Government quotas for foreign workers in some sectors?
There is concern that employers prefer foreigners to locals in sectors such as restaurants and hospitality.
Foreign workers living in South Africa may be excluded from certain sectors of the economy under a new employment policy being developed by the Department of Employment and Labour.
This came to light during a discussion in Parliament on Thursday,7 May when Thobile Lamati, the director-general of the department, said these measures could apply in sectors where there was a preference for employing foreign workers.
Minister would determine sector and quota
“The minister would most probably determine that in this sector, only this percentage of foreign nationals will be allowed to work,” he said while addressing MPs during a virtual meeting of parliament’s two labour committees.
“This is not a new thing. It happens all over the world and is part of labour market employment policies,” Lamati noted.
“We are not sure if the target will increase or decrease but we think the employment policy will go a long way in addressing the number of challenges we have in the labour market.”
Some employers prefer to hire foreigners
Weighing into the discussion, the Minister of Employment and Labour, Thulas Nxesi, said it was common to see non-South Africans working in the likes of hospitality, restaurants, agriculture and private security. These employers preferred to hire foreigners and in some instances it had to do with skills, but in others the intention was to exploit cheap labour.

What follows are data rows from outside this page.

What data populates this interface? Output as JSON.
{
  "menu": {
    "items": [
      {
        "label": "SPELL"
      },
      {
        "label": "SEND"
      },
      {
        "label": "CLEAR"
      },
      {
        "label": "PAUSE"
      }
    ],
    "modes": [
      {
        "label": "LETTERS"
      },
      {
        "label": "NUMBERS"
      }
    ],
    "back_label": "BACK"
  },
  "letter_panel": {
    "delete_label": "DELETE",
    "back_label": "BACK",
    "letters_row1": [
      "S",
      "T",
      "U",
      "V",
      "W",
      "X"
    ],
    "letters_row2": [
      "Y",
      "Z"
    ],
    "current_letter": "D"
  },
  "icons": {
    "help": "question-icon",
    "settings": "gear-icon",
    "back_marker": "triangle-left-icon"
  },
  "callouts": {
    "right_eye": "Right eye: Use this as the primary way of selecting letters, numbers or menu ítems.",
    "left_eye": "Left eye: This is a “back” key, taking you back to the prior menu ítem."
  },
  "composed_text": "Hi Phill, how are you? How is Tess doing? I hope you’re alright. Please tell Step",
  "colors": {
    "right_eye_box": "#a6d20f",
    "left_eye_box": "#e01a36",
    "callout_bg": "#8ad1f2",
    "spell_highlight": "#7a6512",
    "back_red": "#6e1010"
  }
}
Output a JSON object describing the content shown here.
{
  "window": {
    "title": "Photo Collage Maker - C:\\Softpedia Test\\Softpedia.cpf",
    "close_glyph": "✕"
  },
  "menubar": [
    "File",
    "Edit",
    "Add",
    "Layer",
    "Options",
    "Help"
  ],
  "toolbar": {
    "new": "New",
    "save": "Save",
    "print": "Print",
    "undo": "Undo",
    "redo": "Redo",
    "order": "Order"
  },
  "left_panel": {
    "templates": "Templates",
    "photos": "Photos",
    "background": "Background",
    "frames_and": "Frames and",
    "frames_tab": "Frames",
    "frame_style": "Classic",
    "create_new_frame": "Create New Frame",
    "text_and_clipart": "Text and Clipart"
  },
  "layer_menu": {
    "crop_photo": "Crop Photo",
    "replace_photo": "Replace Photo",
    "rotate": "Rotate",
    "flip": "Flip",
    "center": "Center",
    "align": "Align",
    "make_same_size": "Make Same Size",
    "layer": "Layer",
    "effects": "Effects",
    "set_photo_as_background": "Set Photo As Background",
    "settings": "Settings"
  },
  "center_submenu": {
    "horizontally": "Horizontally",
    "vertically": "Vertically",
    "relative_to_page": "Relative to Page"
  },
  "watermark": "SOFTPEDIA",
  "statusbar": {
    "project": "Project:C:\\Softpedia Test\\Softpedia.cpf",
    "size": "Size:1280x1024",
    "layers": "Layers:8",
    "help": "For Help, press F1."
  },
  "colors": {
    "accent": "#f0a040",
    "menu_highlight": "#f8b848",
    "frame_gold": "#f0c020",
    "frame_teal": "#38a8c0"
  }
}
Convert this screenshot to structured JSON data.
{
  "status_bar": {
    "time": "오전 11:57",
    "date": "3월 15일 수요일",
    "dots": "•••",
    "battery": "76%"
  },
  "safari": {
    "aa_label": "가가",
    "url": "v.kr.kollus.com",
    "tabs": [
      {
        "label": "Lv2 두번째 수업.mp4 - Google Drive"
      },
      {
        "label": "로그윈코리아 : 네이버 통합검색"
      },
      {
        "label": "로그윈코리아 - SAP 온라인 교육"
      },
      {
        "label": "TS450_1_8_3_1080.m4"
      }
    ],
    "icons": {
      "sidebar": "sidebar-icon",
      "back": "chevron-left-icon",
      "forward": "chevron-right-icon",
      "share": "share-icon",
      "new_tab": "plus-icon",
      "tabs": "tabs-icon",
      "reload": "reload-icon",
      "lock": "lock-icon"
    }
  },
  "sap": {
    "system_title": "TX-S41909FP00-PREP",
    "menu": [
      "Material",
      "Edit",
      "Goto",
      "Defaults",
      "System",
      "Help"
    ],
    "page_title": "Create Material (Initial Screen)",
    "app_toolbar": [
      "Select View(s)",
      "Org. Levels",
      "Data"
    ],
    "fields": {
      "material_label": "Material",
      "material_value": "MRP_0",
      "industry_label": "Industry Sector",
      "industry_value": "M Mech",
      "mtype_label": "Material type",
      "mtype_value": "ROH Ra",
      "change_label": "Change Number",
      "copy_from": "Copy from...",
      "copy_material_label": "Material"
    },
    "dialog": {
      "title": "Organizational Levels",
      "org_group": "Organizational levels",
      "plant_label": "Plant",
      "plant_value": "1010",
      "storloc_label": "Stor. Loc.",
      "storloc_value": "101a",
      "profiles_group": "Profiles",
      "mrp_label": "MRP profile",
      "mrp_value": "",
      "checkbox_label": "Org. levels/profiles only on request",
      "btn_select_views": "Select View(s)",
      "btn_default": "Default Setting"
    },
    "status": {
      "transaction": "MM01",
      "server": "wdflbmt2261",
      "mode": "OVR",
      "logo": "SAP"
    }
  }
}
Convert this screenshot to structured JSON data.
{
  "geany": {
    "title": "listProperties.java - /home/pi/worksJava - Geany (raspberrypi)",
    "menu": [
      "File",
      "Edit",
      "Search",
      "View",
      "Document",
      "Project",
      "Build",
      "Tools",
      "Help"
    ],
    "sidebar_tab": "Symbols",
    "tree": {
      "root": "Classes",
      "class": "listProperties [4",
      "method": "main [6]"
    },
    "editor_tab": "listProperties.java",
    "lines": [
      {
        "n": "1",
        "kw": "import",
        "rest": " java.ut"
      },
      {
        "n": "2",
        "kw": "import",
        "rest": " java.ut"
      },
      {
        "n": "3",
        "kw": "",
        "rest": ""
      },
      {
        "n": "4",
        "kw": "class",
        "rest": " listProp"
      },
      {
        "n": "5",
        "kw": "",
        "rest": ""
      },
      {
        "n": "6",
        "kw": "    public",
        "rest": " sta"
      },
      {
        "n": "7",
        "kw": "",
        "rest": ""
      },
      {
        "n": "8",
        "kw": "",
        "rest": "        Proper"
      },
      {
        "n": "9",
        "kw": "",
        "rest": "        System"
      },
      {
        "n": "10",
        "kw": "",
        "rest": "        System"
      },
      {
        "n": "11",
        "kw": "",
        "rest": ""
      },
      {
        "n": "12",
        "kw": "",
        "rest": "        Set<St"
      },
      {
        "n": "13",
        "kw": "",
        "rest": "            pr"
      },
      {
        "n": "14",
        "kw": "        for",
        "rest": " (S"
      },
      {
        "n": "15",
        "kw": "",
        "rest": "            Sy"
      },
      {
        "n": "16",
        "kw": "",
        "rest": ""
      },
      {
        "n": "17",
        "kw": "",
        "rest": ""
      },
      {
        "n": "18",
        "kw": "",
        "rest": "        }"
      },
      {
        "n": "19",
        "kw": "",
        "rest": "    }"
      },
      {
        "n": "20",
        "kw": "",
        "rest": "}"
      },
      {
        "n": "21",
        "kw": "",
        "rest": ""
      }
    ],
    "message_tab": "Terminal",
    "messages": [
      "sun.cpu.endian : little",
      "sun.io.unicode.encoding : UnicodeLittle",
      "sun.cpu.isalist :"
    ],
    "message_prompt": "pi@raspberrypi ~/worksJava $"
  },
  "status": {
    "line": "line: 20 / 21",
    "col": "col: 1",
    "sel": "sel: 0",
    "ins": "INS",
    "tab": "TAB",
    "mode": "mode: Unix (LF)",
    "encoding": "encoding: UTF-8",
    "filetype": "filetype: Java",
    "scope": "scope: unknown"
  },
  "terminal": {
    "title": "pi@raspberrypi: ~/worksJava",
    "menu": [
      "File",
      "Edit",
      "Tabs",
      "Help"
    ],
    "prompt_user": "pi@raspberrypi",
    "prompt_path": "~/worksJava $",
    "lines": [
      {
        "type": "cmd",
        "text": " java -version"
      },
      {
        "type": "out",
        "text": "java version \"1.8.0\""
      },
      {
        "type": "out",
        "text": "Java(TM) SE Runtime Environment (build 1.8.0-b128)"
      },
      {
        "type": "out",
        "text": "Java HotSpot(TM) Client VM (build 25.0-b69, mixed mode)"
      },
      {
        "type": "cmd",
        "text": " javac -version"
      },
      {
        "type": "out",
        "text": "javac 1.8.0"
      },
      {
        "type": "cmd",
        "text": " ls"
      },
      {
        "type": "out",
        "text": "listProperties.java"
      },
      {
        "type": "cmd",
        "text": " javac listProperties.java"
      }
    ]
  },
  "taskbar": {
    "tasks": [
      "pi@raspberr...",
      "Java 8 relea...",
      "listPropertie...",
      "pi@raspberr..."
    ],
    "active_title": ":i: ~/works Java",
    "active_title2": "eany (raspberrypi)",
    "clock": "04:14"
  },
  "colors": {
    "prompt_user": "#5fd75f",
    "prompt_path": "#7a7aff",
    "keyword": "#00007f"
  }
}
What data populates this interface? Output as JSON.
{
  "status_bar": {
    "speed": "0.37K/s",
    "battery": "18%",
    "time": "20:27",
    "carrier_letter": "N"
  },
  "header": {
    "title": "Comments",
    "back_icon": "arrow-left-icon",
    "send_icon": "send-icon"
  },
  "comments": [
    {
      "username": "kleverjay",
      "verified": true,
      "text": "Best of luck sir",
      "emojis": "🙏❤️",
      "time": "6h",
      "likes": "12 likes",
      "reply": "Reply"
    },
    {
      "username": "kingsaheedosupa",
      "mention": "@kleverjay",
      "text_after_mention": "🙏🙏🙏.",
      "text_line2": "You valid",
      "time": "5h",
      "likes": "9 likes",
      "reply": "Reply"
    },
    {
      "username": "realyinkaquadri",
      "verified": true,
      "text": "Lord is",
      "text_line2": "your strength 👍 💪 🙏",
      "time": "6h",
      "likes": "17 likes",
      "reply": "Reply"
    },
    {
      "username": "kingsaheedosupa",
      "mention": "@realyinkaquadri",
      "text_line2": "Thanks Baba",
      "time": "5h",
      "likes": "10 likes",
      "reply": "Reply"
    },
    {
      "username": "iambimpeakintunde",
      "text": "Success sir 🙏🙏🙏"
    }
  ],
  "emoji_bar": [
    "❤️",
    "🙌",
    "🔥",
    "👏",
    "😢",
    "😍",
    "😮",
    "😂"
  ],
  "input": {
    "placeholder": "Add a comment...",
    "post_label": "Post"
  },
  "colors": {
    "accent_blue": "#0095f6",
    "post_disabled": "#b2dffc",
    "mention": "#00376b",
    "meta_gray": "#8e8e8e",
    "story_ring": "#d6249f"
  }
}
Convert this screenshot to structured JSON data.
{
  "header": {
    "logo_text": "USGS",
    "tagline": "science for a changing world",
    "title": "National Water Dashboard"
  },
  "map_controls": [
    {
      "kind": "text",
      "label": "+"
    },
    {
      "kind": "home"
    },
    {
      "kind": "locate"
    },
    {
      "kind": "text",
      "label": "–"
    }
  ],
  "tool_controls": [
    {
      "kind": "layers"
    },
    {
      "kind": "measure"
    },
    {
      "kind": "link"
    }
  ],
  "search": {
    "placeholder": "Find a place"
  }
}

“You can’t sit with millions of unemployed South Africans and in certain industries you just allow non-South Africans to be employed without any regulation,” Nxesi said. “We must introduce those quotas and stick to those quotas.” He added that it would be a balancing act.
But the minister emphasised that it was important not to be seen to be xenophobic or to be in violation of international conventions to which SA is a party.
Opposition labels the idea as nasty and mad
In a response, DA labour spokesperson Michael Cardo called the proposal “mad and dangerous”.
“It would be a nasty exercise in social engineering and whenever and wherever that has been tried throughout history it has had ugly consequences,” he said.